En observant les oeuvres de l’autre côté, en revanche on peut noter la différence entre le travail d’un artiste qui prend des risques (comme nous l’avons vu du côté gauche avec Simas) et le travail d’un atelier de céramistes qui s’attache plus à faire ressortir le côté pittoresque et anecdotique des scènes de vie. Sur le tableau des Menhirs d’Erdeven, on voit cet aspect avec ce jeune breton qui conte fleurette à une jeune fille en s’appuyant sur le menhir. C’est plutôt statique.
A côté, à Saint-Jean-de-Luz, on peut voir la différence avec une oeuvre de Simas, qui a fait quelque chose de beaucoup plus dynamique : on est presque dans l’Art Nouveau, avec du japonisme complet, des ciels soyeux, des sols irisés, des nuages stylisés, et au sol on pourrait croire qu’il y a la mer avec de l’écume. En fait il s’agit d’une réinterprétation de la roche, qui est en fait très sombre. C’est très beau, mais ce n’est pas la réalité, il s’agit d’une traduction du regard du peintre, où il transcende ce qu’il a vu, pour donner envie de s’y rendre. On remarque le trait gras avec le bleu japonais, qui vient souligner les contours, définir les lignes. Les personnages sont des femmes de la Belle Époque, des élégantes, qui contemplent la mer un peu agitée. On remarque aussi le noir et le blanc comme le yin et le yang qui sont omniprésents par touches un peu sur chaque tableau.
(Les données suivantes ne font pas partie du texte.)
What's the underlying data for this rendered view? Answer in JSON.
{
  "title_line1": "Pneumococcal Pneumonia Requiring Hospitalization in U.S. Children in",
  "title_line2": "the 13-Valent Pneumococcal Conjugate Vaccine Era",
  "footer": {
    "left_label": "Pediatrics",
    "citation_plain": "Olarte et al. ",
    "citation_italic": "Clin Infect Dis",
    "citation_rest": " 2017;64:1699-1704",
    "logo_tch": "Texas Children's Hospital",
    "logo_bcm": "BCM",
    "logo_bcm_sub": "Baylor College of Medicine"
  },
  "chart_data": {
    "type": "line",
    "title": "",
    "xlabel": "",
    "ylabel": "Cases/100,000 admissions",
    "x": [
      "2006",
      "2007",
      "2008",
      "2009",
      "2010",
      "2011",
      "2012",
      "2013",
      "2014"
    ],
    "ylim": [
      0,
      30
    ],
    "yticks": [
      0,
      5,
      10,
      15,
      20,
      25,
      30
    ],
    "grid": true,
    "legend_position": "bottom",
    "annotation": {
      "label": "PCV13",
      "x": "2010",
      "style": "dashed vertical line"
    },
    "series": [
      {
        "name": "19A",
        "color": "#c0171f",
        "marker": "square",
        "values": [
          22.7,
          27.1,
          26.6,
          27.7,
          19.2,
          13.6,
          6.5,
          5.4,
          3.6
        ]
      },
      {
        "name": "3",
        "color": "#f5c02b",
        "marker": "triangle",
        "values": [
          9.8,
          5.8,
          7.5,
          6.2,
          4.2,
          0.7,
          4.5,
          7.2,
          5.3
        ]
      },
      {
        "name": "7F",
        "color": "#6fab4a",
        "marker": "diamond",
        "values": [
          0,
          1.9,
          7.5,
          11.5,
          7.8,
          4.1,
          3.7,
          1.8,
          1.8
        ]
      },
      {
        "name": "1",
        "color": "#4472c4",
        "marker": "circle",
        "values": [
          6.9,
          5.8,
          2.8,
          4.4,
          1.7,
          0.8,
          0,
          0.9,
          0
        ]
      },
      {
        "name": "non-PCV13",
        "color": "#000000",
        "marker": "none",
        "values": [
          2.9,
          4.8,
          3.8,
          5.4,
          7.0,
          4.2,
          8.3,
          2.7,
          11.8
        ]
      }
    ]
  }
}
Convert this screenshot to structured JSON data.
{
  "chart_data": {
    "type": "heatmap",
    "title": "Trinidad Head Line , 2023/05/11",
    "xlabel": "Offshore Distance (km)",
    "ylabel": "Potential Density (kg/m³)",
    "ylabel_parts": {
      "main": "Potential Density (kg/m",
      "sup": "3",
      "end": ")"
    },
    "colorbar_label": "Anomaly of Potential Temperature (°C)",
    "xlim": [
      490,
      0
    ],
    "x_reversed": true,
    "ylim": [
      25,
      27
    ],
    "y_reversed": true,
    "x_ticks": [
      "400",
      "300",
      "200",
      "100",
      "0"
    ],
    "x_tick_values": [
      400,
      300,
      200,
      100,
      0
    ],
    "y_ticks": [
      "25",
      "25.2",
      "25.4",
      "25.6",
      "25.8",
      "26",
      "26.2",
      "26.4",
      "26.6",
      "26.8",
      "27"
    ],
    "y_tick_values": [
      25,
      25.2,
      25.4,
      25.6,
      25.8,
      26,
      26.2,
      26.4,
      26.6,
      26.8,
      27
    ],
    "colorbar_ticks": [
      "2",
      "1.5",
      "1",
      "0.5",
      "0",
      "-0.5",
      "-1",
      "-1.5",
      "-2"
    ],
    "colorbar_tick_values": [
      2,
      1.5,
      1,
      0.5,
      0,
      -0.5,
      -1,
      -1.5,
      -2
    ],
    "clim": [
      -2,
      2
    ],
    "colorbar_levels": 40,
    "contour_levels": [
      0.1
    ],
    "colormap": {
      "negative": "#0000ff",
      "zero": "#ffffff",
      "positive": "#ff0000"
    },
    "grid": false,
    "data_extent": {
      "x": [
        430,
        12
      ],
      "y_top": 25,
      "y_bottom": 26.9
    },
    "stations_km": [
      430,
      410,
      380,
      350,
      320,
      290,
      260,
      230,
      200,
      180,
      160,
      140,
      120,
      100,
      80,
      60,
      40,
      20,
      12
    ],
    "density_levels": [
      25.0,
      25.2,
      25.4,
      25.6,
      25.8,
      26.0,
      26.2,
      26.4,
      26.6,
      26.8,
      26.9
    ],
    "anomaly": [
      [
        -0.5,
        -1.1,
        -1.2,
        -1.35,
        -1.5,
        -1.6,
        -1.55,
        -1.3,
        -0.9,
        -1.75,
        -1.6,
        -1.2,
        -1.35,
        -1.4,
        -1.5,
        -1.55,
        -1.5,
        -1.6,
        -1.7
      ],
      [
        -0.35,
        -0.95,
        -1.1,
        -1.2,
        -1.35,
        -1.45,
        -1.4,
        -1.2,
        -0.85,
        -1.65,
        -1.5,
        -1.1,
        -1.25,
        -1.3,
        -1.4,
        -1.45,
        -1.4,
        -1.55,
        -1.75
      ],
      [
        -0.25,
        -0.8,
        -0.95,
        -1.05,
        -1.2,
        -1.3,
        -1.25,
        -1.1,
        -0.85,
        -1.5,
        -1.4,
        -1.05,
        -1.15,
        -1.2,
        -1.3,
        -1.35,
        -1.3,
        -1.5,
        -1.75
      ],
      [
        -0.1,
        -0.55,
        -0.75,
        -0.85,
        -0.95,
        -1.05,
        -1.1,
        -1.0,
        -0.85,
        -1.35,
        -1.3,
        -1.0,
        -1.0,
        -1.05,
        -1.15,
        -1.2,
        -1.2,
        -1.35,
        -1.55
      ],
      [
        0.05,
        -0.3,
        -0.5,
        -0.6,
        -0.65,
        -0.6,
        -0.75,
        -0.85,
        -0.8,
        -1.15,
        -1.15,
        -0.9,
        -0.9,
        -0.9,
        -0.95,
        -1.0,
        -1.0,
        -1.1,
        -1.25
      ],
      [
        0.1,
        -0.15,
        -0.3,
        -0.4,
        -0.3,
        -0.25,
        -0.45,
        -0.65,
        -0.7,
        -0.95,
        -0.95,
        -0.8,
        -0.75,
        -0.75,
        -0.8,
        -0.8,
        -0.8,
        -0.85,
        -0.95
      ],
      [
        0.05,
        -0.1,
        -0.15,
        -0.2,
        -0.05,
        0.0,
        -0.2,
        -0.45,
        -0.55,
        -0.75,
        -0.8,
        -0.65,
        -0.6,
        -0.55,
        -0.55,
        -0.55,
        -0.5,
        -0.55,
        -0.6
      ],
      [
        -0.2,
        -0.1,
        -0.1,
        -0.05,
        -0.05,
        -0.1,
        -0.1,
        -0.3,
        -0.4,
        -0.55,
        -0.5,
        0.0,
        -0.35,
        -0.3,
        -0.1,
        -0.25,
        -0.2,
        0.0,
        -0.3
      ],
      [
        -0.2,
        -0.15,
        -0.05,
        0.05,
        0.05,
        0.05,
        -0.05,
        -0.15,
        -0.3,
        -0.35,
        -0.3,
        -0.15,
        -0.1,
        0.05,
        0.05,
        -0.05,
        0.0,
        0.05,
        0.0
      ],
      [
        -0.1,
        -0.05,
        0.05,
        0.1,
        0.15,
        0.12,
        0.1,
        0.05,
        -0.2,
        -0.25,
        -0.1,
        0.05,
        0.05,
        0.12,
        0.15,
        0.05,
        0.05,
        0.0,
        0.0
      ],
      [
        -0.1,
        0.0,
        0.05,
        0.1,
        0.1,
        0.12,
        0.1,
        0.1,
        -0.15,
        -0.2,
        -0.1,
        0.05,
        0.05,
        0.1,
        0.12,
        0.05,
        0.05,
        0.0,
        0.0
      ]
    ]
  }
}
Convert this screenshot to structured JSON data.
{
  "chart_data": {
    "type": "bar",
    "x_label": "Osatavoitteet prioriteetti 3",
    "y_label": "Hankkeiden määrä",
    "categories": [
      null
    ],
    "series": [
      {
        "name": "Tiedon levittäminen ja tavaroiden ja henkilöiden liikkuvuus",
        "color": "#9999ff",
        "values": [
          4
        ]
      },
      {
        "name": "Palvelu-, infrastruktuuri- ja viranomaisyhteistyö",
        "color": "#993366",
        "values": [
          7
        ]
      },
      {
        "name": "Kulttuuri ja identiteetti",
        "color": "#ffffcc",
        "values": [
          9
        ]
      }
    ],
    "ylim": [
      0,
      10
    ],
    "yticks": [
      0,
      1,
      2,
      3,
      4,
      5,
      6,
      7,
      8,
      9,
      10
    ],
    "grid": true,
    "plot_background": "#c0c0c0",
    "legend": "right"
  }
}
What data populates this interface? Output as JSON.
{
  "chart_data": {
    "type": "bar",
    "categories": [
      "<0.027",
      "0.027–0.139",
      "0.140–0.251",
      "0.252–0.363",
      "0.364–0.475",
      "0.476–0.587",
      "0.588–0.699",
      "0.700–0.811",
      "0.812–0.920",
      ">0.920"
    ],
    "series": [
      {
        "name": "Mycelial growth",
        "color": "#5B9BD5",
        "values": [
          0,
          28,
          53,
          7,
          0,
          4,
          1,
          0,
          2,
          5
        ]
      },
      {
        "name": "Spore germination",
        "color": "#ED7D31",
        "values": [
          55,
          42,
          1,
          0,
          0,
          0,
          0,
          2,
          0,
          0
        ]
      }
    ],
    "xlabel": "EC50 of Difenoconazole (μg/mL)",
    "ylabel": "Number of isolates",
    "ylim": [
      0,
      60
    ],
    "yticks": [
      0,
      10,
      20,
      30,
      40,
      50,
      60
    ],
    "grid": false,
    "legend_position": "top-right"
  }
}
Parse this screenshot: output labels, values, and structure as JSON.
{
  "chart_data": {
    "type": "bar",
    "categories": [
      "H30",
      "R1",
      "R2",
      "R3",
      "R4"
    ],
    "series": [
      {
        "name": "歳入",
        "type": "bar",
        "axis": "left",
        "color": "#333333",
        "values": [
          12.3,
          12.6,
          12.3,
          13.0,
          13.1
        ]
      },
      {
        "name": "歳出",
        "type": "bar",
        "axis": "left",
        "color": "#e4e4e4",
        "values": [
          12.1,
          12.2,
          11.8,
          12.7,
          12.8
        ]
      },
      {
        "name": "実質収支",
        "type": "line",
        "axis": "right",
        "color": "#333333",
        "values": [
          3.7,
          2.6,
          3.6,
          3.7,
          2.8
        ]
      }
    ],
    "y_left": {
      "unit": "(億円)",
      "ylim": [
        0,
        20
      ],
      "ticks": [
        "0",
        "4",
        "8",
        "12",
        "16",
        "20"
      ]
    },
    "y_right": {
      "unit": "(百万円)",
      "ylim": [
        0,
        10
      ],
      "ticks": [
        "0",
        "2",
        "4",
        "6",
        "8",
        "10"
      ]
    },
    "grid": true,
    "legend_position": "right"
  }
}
Pour le dernier tableau, Fontarrabie c’est de l’autre côté de la frontière française, c’est Ontarabia au pays basque espagnol. On remarque d’ailleurs le panneau dans le tableau. Encore une fois, c’est une vision du peintre que l’on retrouve, la réalité est un peu plus austère. Il s’agit en effet d’une forteresse de Philippe IV, qui est un roi espagnol qui voulait protéger son pays contre les français qui étaient à quelques kilomètres derrière. On retrouve ici comme dans une photographie, un premier plan flou et un arrière-plan avec une focale très précise. On y voit une scène de rue très animée, alors qu’en réalité c’est assez vide. On retrouve le trait bleuté au premier plan, et on a l’impression d’y voir de l’hyperréalisme comme une photo qui a été solarisée. Simas faisait prenait des risques, essayait des choses et explorait des dimensions, qui étaient très innovantes pour l’époque. Et surtout Fontarrabie, c’était plein sud, comme les quais des trains dans le prolongement. Ce tableau était presque comme un panneau indicateur.
Dans les coulisses de la gare : l’horloge
En nous déplaçant à nouveau vers l’entrée de la gare, nous apercevons une porte dérobée, près des photomatons. Ici donc, nous grimpons avec précaution pour nous trouver exactement derrière l’horloge. C’est un spectacle assez émouvant car tout est encore dans son jus.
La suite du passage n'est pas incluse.